Heinrichs will "an einigen Beispielen erläuter(n)", wie die Broschüre auf "subtile Art" Geschichtsfälschung betreibe. Die Bespiele umfassen 2 zitierte Sätze, von denen einer von Heinrichs als wahr bezeichnet wird, der andere als "dreiste Geschichtsfälschung". Der kritisierte Satz behauptet, in der bürgerlichen Revolution von 1848 "seien Korporationen in allen politischen Richtungen des Bürgertums vertreten" gewesen. Das wäre falsch. Richtig sei nach Heinrichs, dass "Korporationen höchstens ausnahmsweise vertreten waren ... Zahlreich vertreten allerdings waren Korporierte".

Wer ein Haar in der Suppe sucht, wird eins finden. Heinrichs hat es gefunden. Nicht Korporationen waren vertreten, sondern Korporierte! Diesen feinen Unterschied mag einer machen wollen, für den Nachweis einer Geschichtsfälschung taugt er nun wahrlich nicht.

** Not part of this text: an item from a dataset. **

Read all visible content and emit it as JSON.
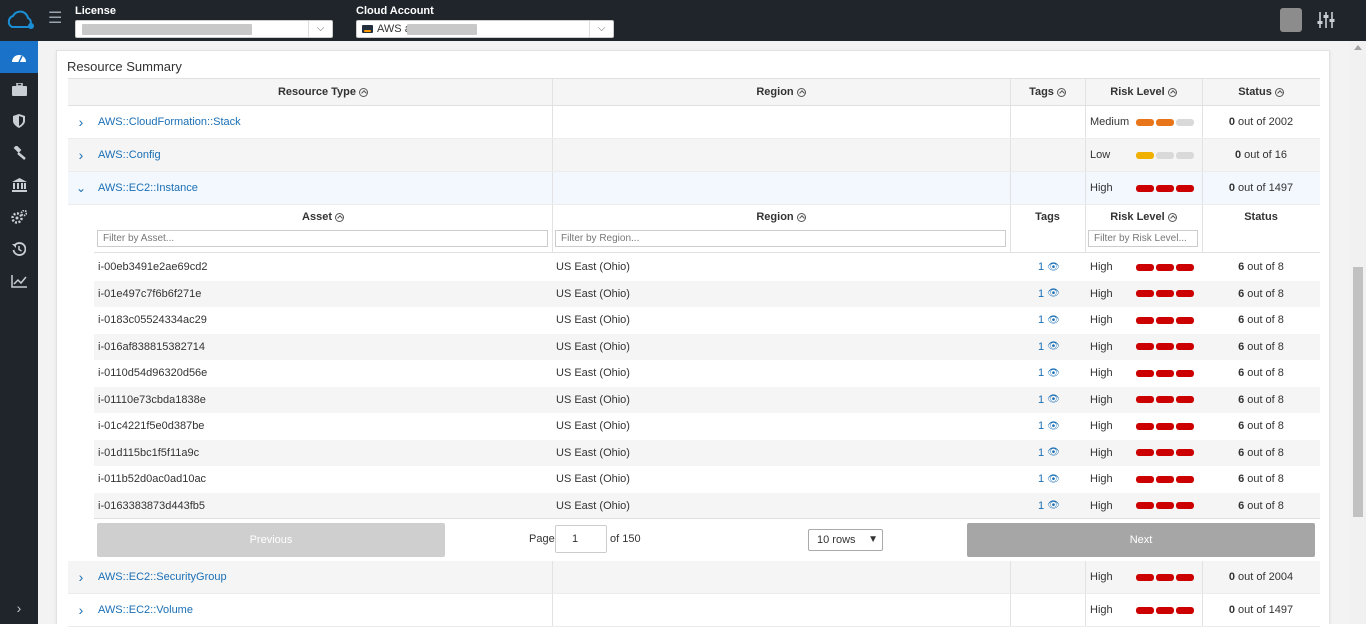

Das dritte und zugleich letzte Beispiel bestreitet, dass "landsmannschaftliche Verbindungen" "Ausdruck der feudalen Kleinstaaterei" im ausgehenden 18, beginnenden 19. Jahrhundert gewesen seien, wie in der Broschüre dargelegt. Darüber kann wahrlich gestritten werden! Doch mit Geschichtslügen hat auch das nichts zu tun. Eine Gechichtslüge ist eine eindeutige falsch wiedergegebene historische Tatsache! Hier geht es um Interpretationen, die können gut oder schlecht, treffend oder nicht treffend sein. Mit Lügen hat das nichts zu tun. Die von Heinrichs angeführten Beispiele finden sich alle auf Seite 3 der Broschüre. Weiter hat er anscheinend nicht gelesen. Sonst wäre ihm aufgefallen, dass der Text nicht aus Bonn stammt, sondern aus Göttingen und dort bereits vor längerer Zeit erschienen ist.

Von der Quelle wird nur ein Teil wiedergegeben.